1. Private sources of water supply should be tested at least twice a year for total coliforms and E. coli, especially where sources of supply are most likely to be present. risk, ie after the spring thaw and during the rainy autumn period. Analyzes should be performed even if water treatment devices are installed on the water system.
In addition, the water should be subject to additional analysis following any incident that could affect the microbial safety of the reserves, such as sewage backflow or flooding near an area. well. Water should also be analyzed if it changes appearance, taste or smell.
2. To test Snow's hypothesis it would take at least two different water sources, and so the neighborhood would have to be served in water by two different companies.
3. Cholera, caused by the pathogenic strains of the bacterium Vibrio cholerae, is a highly contagious disease, with at least 100,000 cases reported in 2004, mainly on the African continent. The indigenous nature of V. cholerae in the aquatic environment reminds us that this bacterium, before being pathogenic for humans, plays an ecological role in its ecosystem. This latter property implies a direct influence of environmental and climatic conditions on the presence, persistence and abundance of the bacterium in the aquatic ecosystem and thus indirectly on the emergence of cholera in humans.

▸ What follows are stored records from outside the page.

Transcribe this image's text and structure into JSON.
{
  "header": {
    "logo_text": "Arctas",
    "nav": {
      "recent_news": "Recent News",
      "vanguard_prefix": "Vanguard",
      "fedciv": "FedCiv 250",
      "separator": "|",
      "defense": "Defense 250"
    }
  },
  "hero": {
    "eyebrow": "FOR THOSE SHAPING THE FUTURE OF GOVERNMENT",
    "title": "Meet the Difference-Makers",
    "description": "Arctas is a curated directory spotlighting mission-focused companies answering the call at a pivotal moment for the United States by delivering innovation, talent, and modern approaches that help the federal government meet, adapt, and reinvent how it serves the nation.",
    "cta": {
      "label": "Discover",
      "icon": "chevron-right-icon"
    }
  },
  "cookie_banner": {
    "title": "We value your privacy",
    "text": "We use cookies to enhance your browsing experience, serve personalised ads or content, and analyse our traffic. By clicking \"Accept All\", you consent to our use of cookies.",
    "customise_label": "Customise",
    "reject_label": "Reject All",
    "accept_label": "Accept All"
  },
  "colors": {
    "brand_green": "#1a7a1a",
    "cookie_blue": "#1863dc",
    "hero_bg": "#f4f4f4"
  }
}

The main factors favoring outbreaks are of social origin:
the socio-economic level and the living conditions of the populations: poverty, low level of hygiene, difficulties of water supply;
natural conditions and risks: water warming (El Nino phenomena strongly correlated with outbreaks, climatic changes), natural disasters causing floods and corporate disruption (cyclones, earthquakes), etc.
geopolitical environments: armed conflicts, civil wars leading to refugee camps and precarious housing, lack of governance of institutions that limit access to drinking water resources and control of the environment.
4. Inference is a movement of thought from principles to conclusion. It is an operation which makes it possible to pass from one or more assertions, statements or propositions affirmed as true, called premises, to a new assertion which is the conclusion.
A conjecture is an assertion for which no demonstration is yet known, but which is strongly believed to be true, in the absence of a counter-example.
A conjecture can be chosen as a hypothesis or postulate to study other statements.
When a conjecture is demonstrated, it becomes a theorem and joins the list of facts.
==> In some ways, they are opposed in their deduction, the inference starts from principles and the conjecture starts from "conclusions" or hypotheses supposed to be right.